These supersized rodents have caused some alarm when spotted in Birmingham, Bradford and Leicester through to County Durham, Luton, London, Gravesend and down through Cornwall.
But are we really facing a new breed of super rat, or are these pests just a reflection on the environment in which they survive?
David Cross, Rentokil’s Head of Technical Academy comments; “A large rat will weigh about 500g and be up to 30cm in length, not including the tail. Rats, like most things reflect the environment that they live in. They require food, water and secure shelter to proliferate. How much of these things are available will determine how many rats can live in an area. If the food is right then that will determine how healthy, and to a certain extent how large a rodent will become – although genetics will also play a significant part.”
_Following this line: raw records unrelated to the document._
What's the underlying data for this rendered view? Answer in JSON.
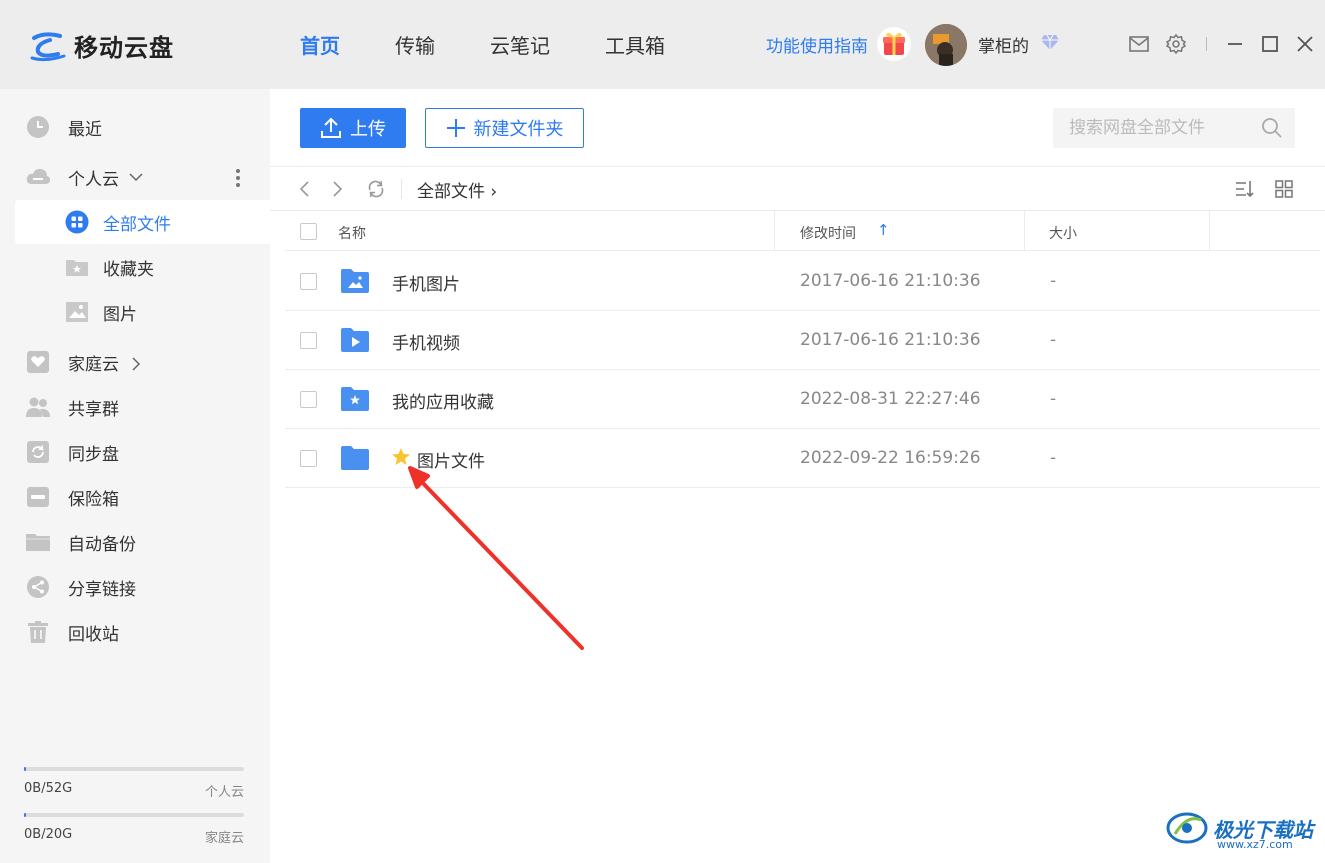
{
  "app": {
    "title": "移动云盘"
  },
  "nav": {
    "tabs": [
      {
        "label": "首页",
        "active": true
      },
      {
        "label": "传输",
        "active": false
      },
      {
        "label": "云笔记",
        "active": false
      },
      {
        "label": "工具箱",
        "active": false
      }
    ],
    "guide_label": "功能使用指南",
    "username": "掌柜的"
  },
  "icons": {
    "logo": "cloud-logo-icon",
    "gift": "gift-icon",
    "vip": "vip-diamond-icon",
    "mail": "mail-icon",
    "settings": "gear-icon",
    "minimize": "minimize-icon",
    "maximize": "maximize-icon",
    "close": "close-icon"
  },
  "colors": {
    "accent": "#2f7cf0",
    "sidebar_bg": "#f5f5f5",
    "topbar_bg": "#ededed",
    "annotation_arrow": "#f0312a",
    "star": "#f7c531"
  },
  "sidebar": {
    "items": [
      {
        "label": "最近",
        "icon": "clock-icon"
      },
      {
        "label": "个人云",
        "icon": "cloud-icon"
      },
      {
        "label": "全部文件",
        "icon": "grid-icon",
        "active": true
      },
      {
        "label": "收藏夹",
        "icon": "star-folder-icon"
      },
      {
        "label": "图片",
        "icon": "image-icon"
      },
      {
        "label": "家庭云",
        "icon": "heart-icon"
      },
      {
        "label": "共享群",
        "icon": "group-icon"
      },
      {
        "label": "同步盘",
        "icon": "sync-icon"
      },
      {
        "label": "保险箱",
        "icon": "safe-icon"
      },
      {
        "label": "自动备份",
        "icon": "folder-icon"
      },
      {
        "label": "分享链接",
        "icon": "share-icon"
      },
      {
        "label": "回收站",
        "icon": "trash-icon"
      }
    ],
    "storage": [
      {
        "used": "0B/52G",
        "label": "个人云",
        "fraction": 0.01
      },
      {
        "used": "0B/20G",
        "label": "家庭云",
        "fraction": 0.01
      }
    ]
  },
  "toolbar": {
    "upload_label": "上传",
    "newfolder_label": "新建文件夹",
    "search_placeholder": "搜索网盘全部文件"
  },
  "breadcrumb": {
    "path": "全部文件 ›"
  },
  "table": {
    "headers": {
      "name": "名称",
      "mtime": "修改时间",
      "size": "大小"
    },
    "sort_indicator": "↑",
    "rows": [
      {
        "name": "手机图片",
        "mtime": "2017-06-16 21:10:36",
        "size": "-",
        "folder_icon": "image-folder-icon",
        "starred": false
      },
      {
        "name": "手机视频",
        "mtime": "2017-06-16 21:10:36",
        "size": "-",
        "folder_icon": "video-folder-icon",
        "starred": false
      },
      {
        "name": "我的应用收藏",
        "mtime": "2022-08-31 22:27:46",
        "size": "-",
        "folder_icon": "star-folder-icon",
        "starred": false
      },
      {
        "name": "图片文件",
        "mtime": "2022-09-22 16:59:26",
        "size": "-",
        "folder_icon": "folder-icon",
        "starred": true
      }
    ]
  },
  "watermark": {
    "text": "极光下载站",
    "url": "www.xz7.com"
  }
}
There are already several species of ‘large’ rodents in the world. The Coypu, found in Europe, North America, Asia and Africa can grow up to 2 ft long. Another example is the Bosavi woolly rat, which was discovered deep in the jungle of Papua New Guinea in 2009, during filming of a BBC wildlife documentary. This particular species can reach up to 3ft in length.
With food waste, particularly leftover take-away food, being so easily available in urban areas – on average we waste 7 million tonnes of food and drink a year in the UK* and with recent research by the Food and Environment Research Agency estimating that there are around 3.1 million rats in the UK’s urban areas, there seems to be enough food to keep these pests roaming our streets. So it would seem a well feed and watered rat with secure shelter does have the potential to expand…literally!